Мэгги не нашла, что ответить, и прикусила язычок. Она всегда щадила чувства Грея и умела вовремя прекратить свои насмешки. – Сколько часов это длилось? Сейчас вспомню. Восемнадцать. Восемнадцать часов мучений, Бри.
Брианна не смогла сдержать улыбку, видя, как побледнел Грей. – Да, где-то так. Но мне показалось, что еще дольше, когда все в один голос заставляли меня дышать. А бедный Грей так и надрывался, изображая, что и как я должна делать.
– Мужчины только ныть могут, как тяжко им работать по восемь часов в день, – Мэгги тряхнула копной огненно-рыжих волос. – И после этого еще называют нас слабым полом.
– Ну, от меня ты такого не услышишь,– Роган улыбнулся жене. События, связанные с рождением Кейлы, напомнили ему, как Мэгги рожала сына; с каким мужеством боролась она за то, чтобы Лайам появился на свет. Почему-то никого не волнует, что испытывает при этом отец. – Как твоя рука, Грейсон?

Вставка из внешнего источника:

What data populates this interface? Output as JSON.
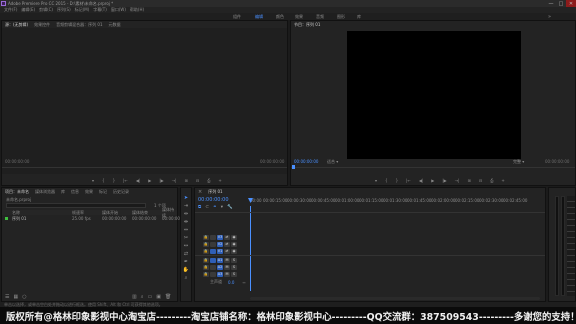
{
  "titlebar": {
    "title": "Adobe Premiere Pro CC 2015 - D:\\素材\\未命名.prproj *"
  },
  "window_controls": {
    "minimize": "—",
    "maximize": "□",
    "close": "✕"
  },
  "menu": [
    "文件(F)",
    "编辑(E)",
    "剪辑(C)",
    "序列(S)",
    "标记(M)",
    "字幕(T)",
    "窗口(W)",
    "帮助(H)"
  ],
  "workspaces": {
    "items": [
      "组件",
      "编辑",
      "颜色",
      "效果",
      "音频",
      "图形",
      "库"
    ],
    "active_index": 1
  },
  "source_panel": {
    "tabs": [
      "源：(无剪辑)",
      "效果控件",
      "音频剪辑混合器：序列 01",
      "元数据"
    ],
    "tc_left": "00:00:00:00",
    "tc_right": "00:00:00:00",
    "controls": [
      "▾",
      "{",
      "}",
      "|←",
      "◀|",
      "▶",
      "|▶",
      "→|",
      "⊞",
      "⊟",
      "⎙",
      "+"
    ]
  },
  "program_panel": {
    "tab": "节目：序列 01",
    "tc_left": "00:00:00:00",
    "fit": "适合",
    "tc_right": "00:00:00:00",
    "full": "完整",
    "controls": [
      "▾",
      "{",
      "}",
      "|←",
      "◀|",
      "▶",
      "|▶",
      "→|",
      "⊞",
      "⊟",
      "⎙",
      "+"
    ]
  },
  "project_panel": {
    "tabs": [
      "项目：未命名",
      "媒体浏览器",
      "库",
      "信息",
      "效果",
      "标记",
      "历史记录"
    ],
    "project_file": "未命名.prproj",
    "item_count": "1 个项",
    "columns": [
      "名称",
      "帧速率",
      "媒体开始",
      "媒体结束",
      "媒体持续"
    ],
    "items": [
      {
        "name": "序列 01",
        "fps": "25.00 fps",
        "start": "00:00:00:00",
        "end": "00:00:00:00",
        "dur": "00:00:00:00"
      }
    ]
  },
  "timeline": {
    "tab": "序列 01",
    "tc": "00:00:00:00",
    "ruler": [
      "00:00",
      "00:00:15:00",
      "00:00:30:00",
      "00:00:45:00",
      "00:01:00:00",
      "00:01:15:00",
      "00:01:30:00",
      "00:01:45:00",
      "00:02:00:00",
      "00:02:15:00",
      "00:02:30:00",
      "00:02:45:00"
    ],
    "video_tracks": [
      "V3",
      "V2",
      "V1"
    ],
    "audio_tracks": [
      "A1",
      "A2",
      "A3"
    ],
    "master": "主声道",
    "master_val": "0.0"
  },
  "status": {
    "text": "单击以选择，或单击空白处并拖动以进行框选。使用 Shift、Alt 和 Ctrl 可获得其他选项。"
  },
  "banner": {
    "text": "版权所有@格林印象影视中心淘宝店---------淘宝店铺名称：格林印象影视中心---------QQ交流群：387509543---------多谢您的支持！"
  },
  "colors": {
    "accent": "#4a90ff",
    "track_active": "#2f5fb8",
    "panel": "#232323"
  }
}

Грей нахмурился и пошевелил пальцами, – теми, что Брианна так сильно сдавила в момент резкой схватки.
– Думаю, перелома нет.
– А ты молодец, даже не пикнул, – припомнила Мэгги. – Но глаза у тебя чуть не вылезли из орбит, когда она тебя хватанула.
– Хорошо еще, не послала куда подальше, – добавил Роган, и изящно повел темной бровью, глядя на жену. – Словечки, которыми осыпала меня уважаемая Маргарет Мэри, когда рожала Лайама, были весьма остроумны и неповторимы.
– Попробуй испустить из себя восемь фунтов, Суини, и увидишь, какие словечки придут тебе на ум. Он, как увидел Лайама, – продолжила Мэгги, обращаясь к остальным, – только и смог сказать: "Поглядите, у мальчика мой нос!"
– Но это же правда.
– Ты-то как сейчас? – Грей беспокойно оглянулся на жену. Еще чуть бледная, отметил он, но глаза уже прояснились. Исчез ужасный, остекленелый от напряжения, взгляд. – В порядке?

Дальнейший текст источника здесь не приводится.